As with Performance and Behavior, in the context of the scale between Competencies and Intellect; it’s possible to have too much of one and too little of the other. One can be highly skilled and be able to multitask – very talented, by virtue of previous training and work experiences – yet lacking in capacity to adapt and learn, transform and grow in new directions (and emerge as a true leader in one’s organization).
It’s also a very hazardous spot for MBAs who rely too much on upholding their future potential rather than current proficiency, depending a lot on one’s general power for critical thinking and wisdom lacking the ability to spot to the fundamental, ready-to-use expertise and competencies that are needed on day one of a new job.
Wholly, the Four Dimensions are a useful framework for accentuating the complete set of traits that are required for MBA-level “awareness.” As a job candidate, you may face interviews that are restricted in subject (e.g., consulting case study that requires basic market understanding, or finance interviews that involve the candidates ability to analyze stocks), but a “behavioral” interview (about candidate’s past experiences, track record, existing skills, personality, and future potential) is a platform to use the Four Dimensions.
I feel, the finest interviews are those in where a candidate has the chance to emphasize on instances from all four dimensions – presenting a high result oriented track record and a winning streak (Performance), sharing instances of supporting peers, serving clients, care for all stakeholders (Behavior), recognize skill sets and expertise that is relevant to technical tasks or business-building endeavors (Competencies), and stressing on experiences and expertise developed till date, and also the capability to learn new things, be creative, and widen personal and professional horizons (Intellect).

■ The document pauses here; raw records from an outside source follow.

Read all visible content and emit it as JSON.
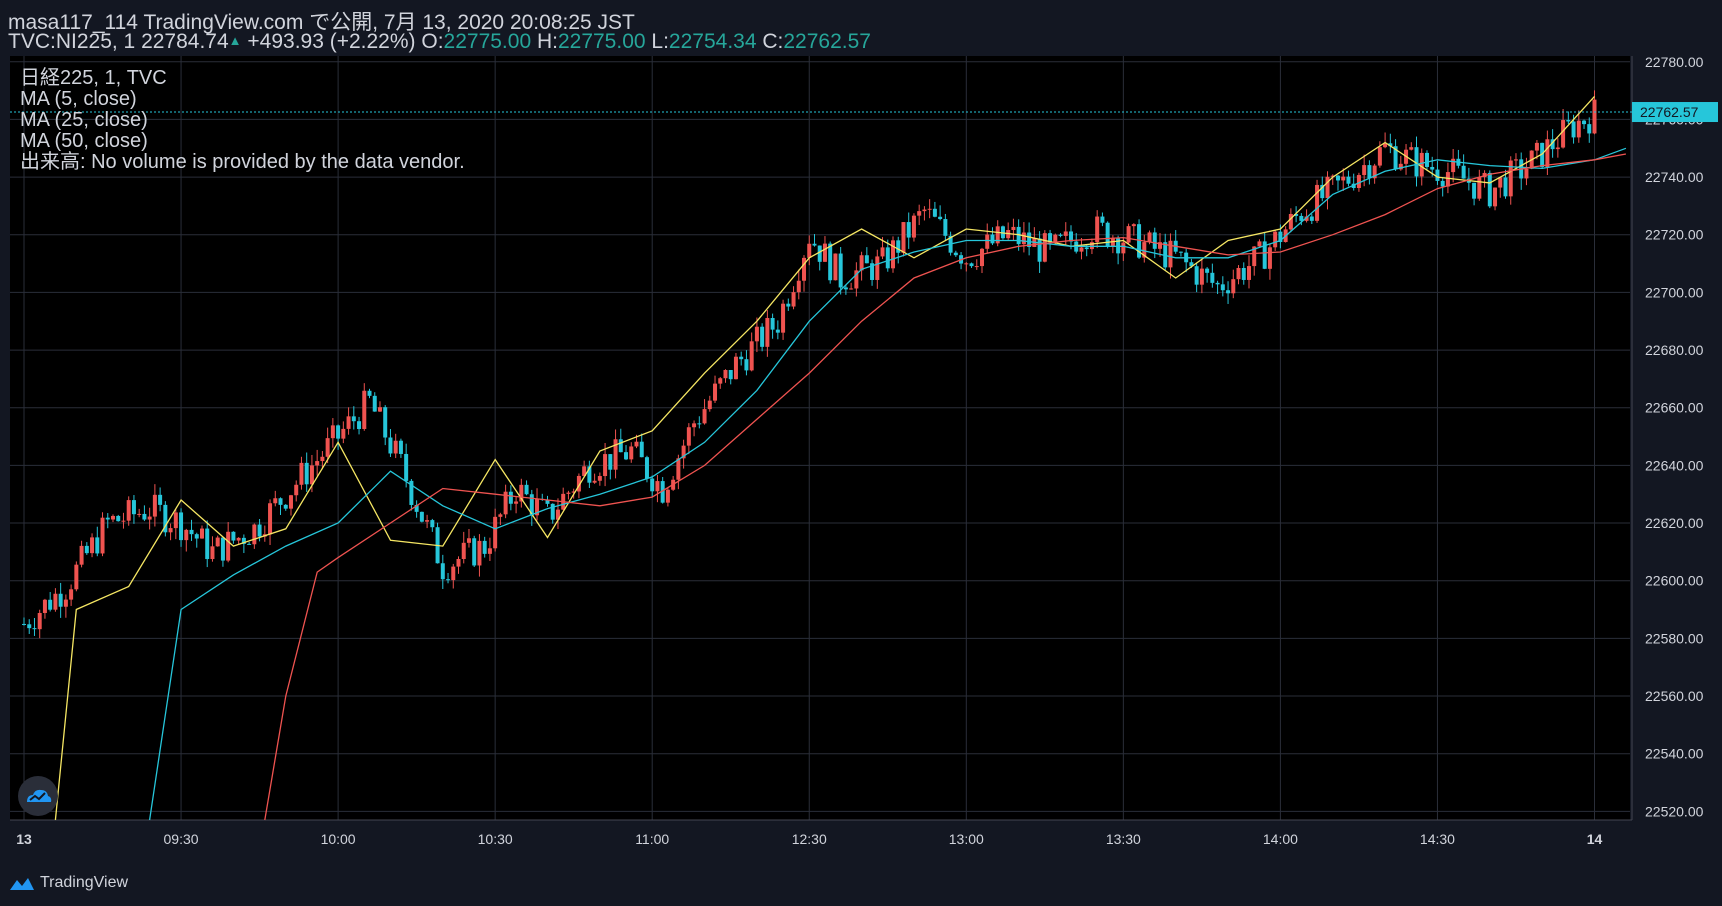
{
  "header": {
    "publisher_line": "masa117_114 TradingView.com で公開, 7月 13, 2020 20:08:25 JST",
    "symbol": "TVC:NI225, 1",
    "last": "22784.74",
    "arrow": "▲",
    "change": "+493.93 (+2.22%)",
    "o_label": "O:",
    "o_value": "22775.00",
    "h_label": "H:",
    "h_value": "22775.00",
    "l_label": "L:",
    "l_value": "22754.34",
    "c_label": "C:",
    "c_value": "22762.57"
  },
  "legend": {
    "series_title": "日経225, 1, TVC",
    "ma5": "MA (5, close)",
    "ma25": "MA (25, close)",
    "ma50": "MA (50, close)",
    "volume": "出来高: No volume is provided by the data vendor."
  },
  "footer": {
    "brand": "TradingView"
  },
  "colors": {
    "background": "#131722",
    "grid": "#2a2e39",
    "up": "#ef5350",
    "down": "#26c6da",
    "ma5": "#f5e663",
    "ma25": "#26c6da",
    "ma50": "#ef5350",
    "axis_text": "#d1d4dc",
    "price_tag_bg": "#26c6da",
    "price_tag_text": "#131722"
  },
  "icons": {
    "badge": "tradingview-cloud-icon",
    "logo": "tradingview-logo-icon"
  },
  "chart_data": {
    "type": "candlestick",
    "title": "日経225, 1, TVC",
    "ylim": [
      22517,
      22782
    ],
    "y_ticks": [
      22520,
      22540,
      22560,
      22580,
      22600,
      22620,
      22640,
      22660,
      22680,
      22700,
      22720,
      22740,
      22760,
      22780
    ],
    "y_tick_labels": [
      "22520.00",
      "22540.00",
      "22560.00",
      "22580.00",
      "22600.00",
      "22620.00",
      "22640.00",
      "22660.00",
      "22680.00",
      "22700.00",
      "22720.00",
      "22740.00",
      "22760.00",
      "22780.00"
    ],
    "x_tick_labels": [
      "13",
      "09:30",
      "10:00",
      "10:30",
      "11:00",
      "12:30",
      "13:00",
      "13:30",
      "14:00",
      "14:30",
      "14"
    ],
    "x_tick_bar_index": [
      0,
      30,
      60,
      90,
      120,
      150,
      180,
      210,
      240,
      270,
      300
    ],
    "last_price": 22762.57,
    "last_price_label": "22762.57",
    "grid": true,
    "series": [
      {
        "name": "MA (5, close)",
        "color": "#f5e663",
        "x": [
          6,
          10,
          20,
          30,
          40,
          50,
          60,
          70,
          80,
          90,
          100,
          110,
          120,
          130,
          140,
          150,
          160,
          170,
          180,
          190,
          200,
          210,
          220,
          230,
          240,
          250,
          260,
          270,
          280,
          290,
          300
        ],
        "y": [
          22517,
          22590,
          22598,
          22628,
          22612,
          22618,
          22648,
          22614,
          22612,
          22642,
          22615,
          22645,
          22652,
          22672,
          22690,
          22712,
          22722,
          22712,
          22722,
          22720,
          22716,
          22718,
          22705,
          22718,
          22722,
          22740,
          22752,
          22740,
          22738,
          22748,
          22768
        ]
      },
      {
        "name": "MA (25, close)",
        "color": "#26c6da",
        "x": [
          24,
          30,
          40,
          50,
          60,
          70,
          80,
          90,
          100,
          110,
          120,
          130,
          140,
          150,
          160,
          170,
          180,
          190,
          200,
          210,
          220,
          230,
          240,
          250,
          260,
          270,
          280,
          290,
          300,
          306
        ],
        "y": [
          22517,
          22590,
          22602,
          22612,
          22620,
          22638,
          22626,
          22618,
          22625,
          22630,
          22636,
          22648,
          22666,
          22690,
          22708,
          22714,
          22718,
          22718,
          22716,
          22716,
          22712,
          22712,
          22718,
          22734,
          22742,
          22746,
          22744,
          22743,
          22746,
          22750
        ]
      },
      {
        "name": "MA (50, close)",
        "color": "#ef5350",
        "x": [
          46,
          50,
          56,
          60,
          70,
          80,
          90,
          100,
          110,
          120,
          130,
          140,
          150,
          160,
          170,
          180,
          190,
          200,
          210,
          220,
          230,
          240,
          250,
          260,
          270,
          280,
          290,
          300,
          306
        ],
        "y": [
          22517,
          22560,
          22603,
          22608,
          22620,
          22632,
          22630,
          22628,
          22626,
          22629,
          22640,
          22656,
          22672,
          22690,
          22705,
          22712,
          22716,
          22718,
          22719,
          22716,
          22713,
          22714,
          22720,
          22727,
          22736,
          22741,
          22744,
          22746,
          22748
        ]
      }
    ],
    "candles": {
      "close_path_x": [
        0,
        8,
        16,
        24,
        30,
        36,
        44,
        52,
        60,
        66,
        72,
        80,
        88,
        94,
        100,
        108,
        116,
        122,
        128,
        136,
        144,
        150,
        156,
        164,
        172,
        180,
        188,
        196,
        204,
        212,
        220,
        228,
        236,
        244,
        252,
        260,
        266,
        272,
        280,
        288,
        296,
        300
      ],
      "close_path_y": [
        22585,
        22598,
        22620,
        22625,
        22620,
        22610,
        22618,
        22634,
        22650,
        22662,
        22640,
        22605,
        22612,
        22632,
        22622,
        22640,
        22645,
        22632,
        22655,
        22675,
        22690,
        22720,
        22705,
        22710,
        22728,
        22712,
        22720,
        22714,
        22722,
        22718,
        22712,
        22702,
        22712,
        22728,
        22738,
        22750,
        22745,
        22742,
        22735,
        22745,
        22758,
        22762
      ]
    }
  }
}
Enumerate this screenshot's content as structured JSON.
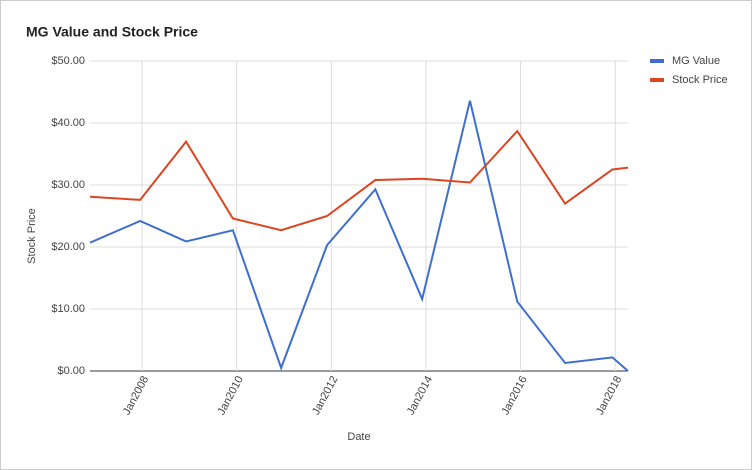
{
  "chart_data": {
    "type": "line",
    "title": "MG Value and Stock Price",
    "x_label": "Date",
    "y_label": "Stock Price",
    "x": [
      2006.9,
      2007.96,
      2008.93,
      2009.92,
      2010.94,
      2011.91,
      2012.93,
      2013.92,
      2014.93,
      2015.93,
      2016.94,
      2017.94,
      2018.27
    ],
    "series": [
      {
        "name": "MG Value",
        "color": "#3f6fce",
        "values": [
          20.7,
          24.2,
          20.9,
          22.7,
          0.5,
          20.3,
          29.3,
          11.6,
          43.6,
          11.2,
          1.3,
          2.2,
          0
        ]
      },
      {
        "name": "Stock Price",
        "color": "#dc4520",
        "values": [
          28.1,
          27.6,
          37.0,
          24.6,
          22.7,
          25.0,
          30.8,
          31.0,
          30.4,
          38.7,
          27.0,
          32.5,
          32.8
        ]
      }
    ],
    "xlim": [
      2006.9,
      2018.27
    ],
    "xticks": [
      {
        "value": 2008,
        "label": "Jan2008"
      },
      {
        "value": 2010,
        "label": "Jan2010"
      },
      {
        "value": 2012,
        "label": "Jan2012"
      },
      {
        "value": 2014,
        "label": "Jan2014"
      },
      {
        "value": 2016,
        "label": "Jan2016"
      },
      {
        "value": 2018,
        "label": "Jan2018"
      }
    ],
    "ylim": [
      0,
      50
    ],
    "yticks": [
      {
        "value": 0,
        "label": "$0.00"
      },
      {
        "value": 10,
        "label": "$10.00"
      },
      {
        "value": 20,
        "label": "$20.00"
      },
      {
        "value": 30,
        "label": "$30.00"
      },
      {
        "value": 40,
        "label": "$40.00"
      },
      {
        "value": 50,
        "label": "$50.00"
      }
    ],
    "grid": true,
    "legend": "right"
  }
}
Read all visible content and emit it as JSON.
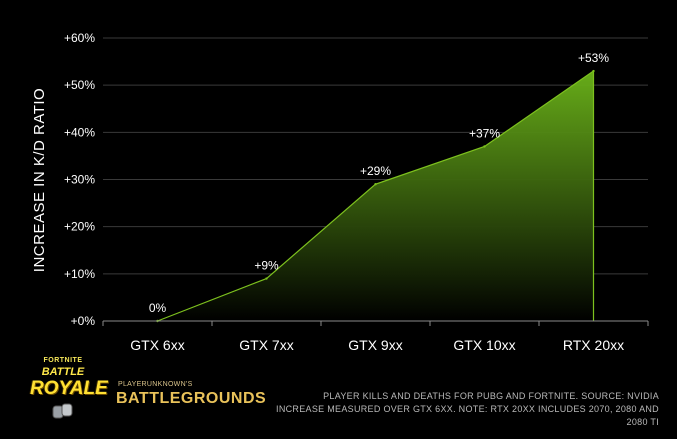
{
  "chart_data": {
    "type": "area",
    "categories": [
      "GTX 6xx",
      "GTX 7xx",
      "GTX 9xx",
      "GTX 10xx",
      "RTX 20xx"
    ],
    "values": [
      0,
      9,
      29,
      37,
      53
    ],
    "data_labels": [
      "0%",
      "+9%",
      "+29%",
      "+37%",
      "+53%"
    ],
    "ylabel": "INCREASE IN K/D RATIO",
    "ylim": [
      0,
      60
    ],
    "yticks": [
      0,
      10,
      20,
      30,
      40,
      50,
      60
    ],
    "ytick_labels": [
      "+0%",
      "+10%",
      "+20%",
      "+30%",
      "+40%",
      "+50%",
      "+60%"
    ],
    "grid": true,
    "colors": {
      "line": "#7dc11e",
      "fill_top": "#6cb51a",
      "fill_bottom": "#000000",
      "grid": "#3a3a3a",
      "axis": "#8a8a8a"
    }
  },
  "logos": {
    "fortnite": {
      "small": "FORTNITE",
      "line1": "BATTLE",
      "line2": "ROYALE"
    },
    "pubg": {
      "small": "PLAYERUNKNOWN'S",
      "main": "BATTLEGROUNDS"
    }
  },
  "footnote": {
    "line1": "PLAYER KILLS AND DEATHS FOR PUBG AND FORTNITE. SOURCE: NVIDIA",
    "line2": "INCREASE MEASURED OVER GTX 6XX. NOTE: RTX 20XX INCLUDES 2070, 2080 AND 2080 TI"
  }
}
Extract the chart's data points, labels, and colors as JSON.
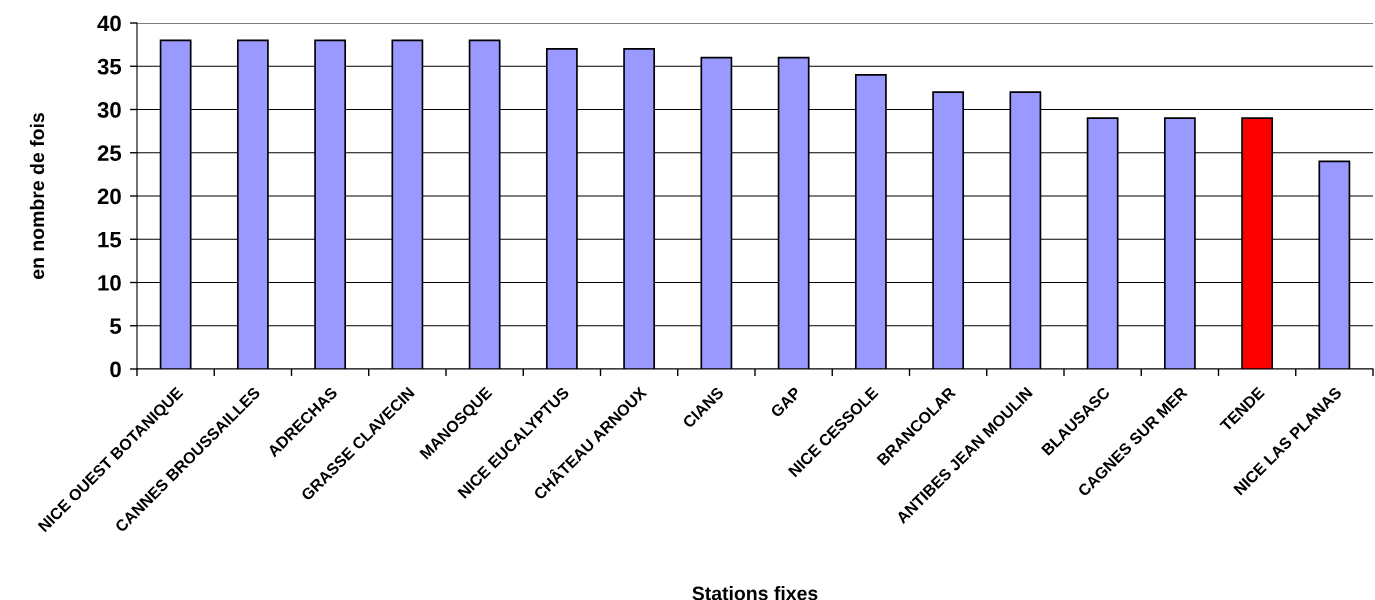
{
  "chart_data": {
    "type": "bar",
    "categories": [
      "NICE OUEST BOTANIQUE",
      "CANNES BROUSSAILLES",
      "ADRECHAS",
      "GRASSE CLAVECIN",
      "MANOSQUE",
      "NICE EUCALYPTUS",
      "CHÂTEAU ARNOUX",
      "CIANS",
      "GAP",
      "NICE CESSOLE",
      "BRANCOLAR",
      "ANTIBES JEAN MOULIN",
      "BLAUSASC",
      "CAGNES SUR MER",
      "TENDE",
      "NICE LAS PLANAS"
    ],
    "values": [
      38,
      38,
      38,
      38,
      38,
      37,
      37,
      36,
      36,
      34,
      32,
      32,
      29,
      29,
      29,
      24
    ],
    "colors": [
      "#9999ff",
      "#9999ff",
      "#9999ff",
      "#9999ff",
      "#9999ff",
      "#9999ff",
      "#9999ff",
      "#9999ff",
      "#9999ff",
      "#9999ff",
      "#9999ff",
      "#9999ff",
      "#9999ff",
      "#9999ff",
      "#ff0000",
      "#9999ff"
    ],
    "xlabel": "Stations fixes",
    "ylabel": "en nombre de fois",
    "ylim": [
      0,
      40
    ],
    "yticks": [
      0,
      5,
      10,
      15,
      20,
      25,
      30,
      35,
      40
    ],
    "grid": "y"
  }
}
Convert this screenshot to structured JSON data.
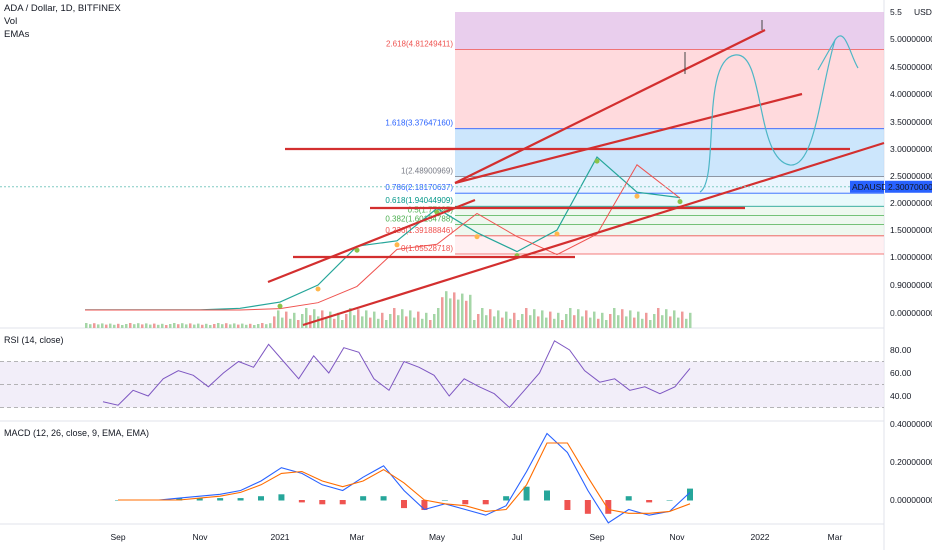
{
  "header": {
    "title": "ADA / Dollar, 1D, BITFINEX",
    "vol_label": "Vol",
    "emas_label": "EMAs",
    "currency": "USD"
  },
  "panes": {
    "rsi_label": "RSI (14, close)",
    "macd_label": "MACD (12, 26, close, 9, EMA, EMA)"
  },
  "price_tag": {
    "symbol": "ADAUSD",
    "value": "2.30070000",
    "color": "#2962ff"
  },
  "colors": {
    "trendline": "#d32f2f",
    "hand_drawn": "#4db6c6",
    "rsi_line": "#7e57c2",
    "macd_line": "#2962ff",
    "signal_line": "#ff6d00",
    "hist_up": "#26a69a",
    "hist_down": "#ef5350"
  },
  "chart_data": [
    {
      "type": "line",
      "name": "price",
      "x_ticks": [
        "Sep",
        "Nov",
        "2021",
        "Mar",
        "May",
        "Jul",
        "Sep",
        "Nov",
        "2022",
        "Mar"
      ],
      "y_ticks": [
        "5.5",
        "5.00000000",
        "4.50000000",
        "4.00000000",
        "3.50000000",
        "3.00000000",
        "2.50000000",
        "2.00000000",
        "1.50000000",
        "1.00000000",
        "0.90000000",
        "0.00000000"
      ],
      "current_price": 2.3007,
      "x": [
        "2020-08",
        "2020-09",
        "2020-10",
        "2020-11",
        "2020-12",
        "2021-01",
        "2021-02",
        "2021-03",
        "2021-04",
        "2021-05",
        "2021-06",
        "2021-07",
        "2021-08",
        "2021-09",
        "2021-10",
        "2021-11"
      ],
      "values": [
        0.1,
        0.1,
        0.1,
        0.1,
        0.15,
        0.35,
        0.9,
        1.2,
        1.3,
        1.9,
        1.45,
        1.1,
        1.5,
        2.85,
        2.2,
        2.1
      ],
      "fib_levels": [
        {
          "label": "2.618(4.81249411)",
          "value": 4.8125
        },
        {
          "label": "1.618(3.37647160)",
          "value": 3.3765
        },
        {
          "label": "1(2.48900969)",
          "value": 2.489
        },
        {
          "label": "0.786(2.18170637)",
          "value": 2.1817
        },
        {
          "label": "0.618(1.94044909)",
          "value": 1.9404
        },
        {
          "label": "0.5(1.77095)",
          "value": 1.771
        },
        {
          "label": "0.382(1.60154788)",
          "value": 1.6015
        },
        {
          "label": "0.236(1.39188846)",
          "value": 1.3919
        },
        {
          "label": "0(1.05528718)",
          "value": 1.0553
        }
      ]
    },
    {
      "type": "line",
      "name": "RSI",
      "y_ticks": [
        "80.00",
        "60.00",
        "40.00"
      ],
      "levels": [
        70,
        50,
        30
      ],
      "values": [
        35,
        32,
        45,
        40,
        55,
        62,
        58,
        48,
        60,
        70,
        65,
        85,
        70,
        55,
        75,
        60,
        82,
        78,
        55,
        45,
        70,
        65,
        58,
        40,
        55,
        48,
        42,
        30,
        45,
        60,
        88,
        80,
        62,
        52,
        55,
        45,
        48,
        42,
        48,
        64
      ]
    },
    {
      "type": "line",
      "name": "MACD",
      "y_ticks": [
        "0.40000000",
        "0.20000000",
        "0.00000000"
      ],
      "macd": [
        0.0,
        0.0,
        0.0,
        0.01,
        0.02,
        0.03,
        0.05,
        0.1,
        0.17,
        0.14,
        0.08,
        0.05,
        0.12,
        0.18,
        0.05,
        -0.05,
        -0.02,
        -0.05,
        -0.08,
        -0.03,
        0.15,
        0.35,
        0.25,
        0.05,
        -0.12,
        -0.05,
        -0.08,
        -0.06,
        0.04
      ],
      "signal": [
        0.0,
        0.0,
        0.0,
        0.0,
        0.01,
        0.02,
        0.04,
        0.08,
        0.14,
        0.15,
        0.1,
        0.07,
        0.1,
        0.16,
        0.09,
        0.0,
        -0.02,
        -0.03,
        -0.06,
        -0.05,
        0.08,
        0.3,
        0.3,
        0.12,
        -0.05,
        -0.07,
        -0.07,
        -0.06,
        -0.02
      ]
    }
  ]
}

If you’re ever at a loss for a narrative framework to depict your capabilities in an interview (outside the chronological sequence recommended by the question, “Walk me through your résumé”), I advise re-reading your résumé and identifying pointers which highlight your Performance, Behavior, Competencies, or Intellect. Select the most convincing examples of each of the Four Dimensions (from professional, academic, and extracurricular activities), and throw light on your persona of being a well-balanced and aptly able professional who can engage others and eventually take on a senior role the business as it develops and evolves to face new challenges.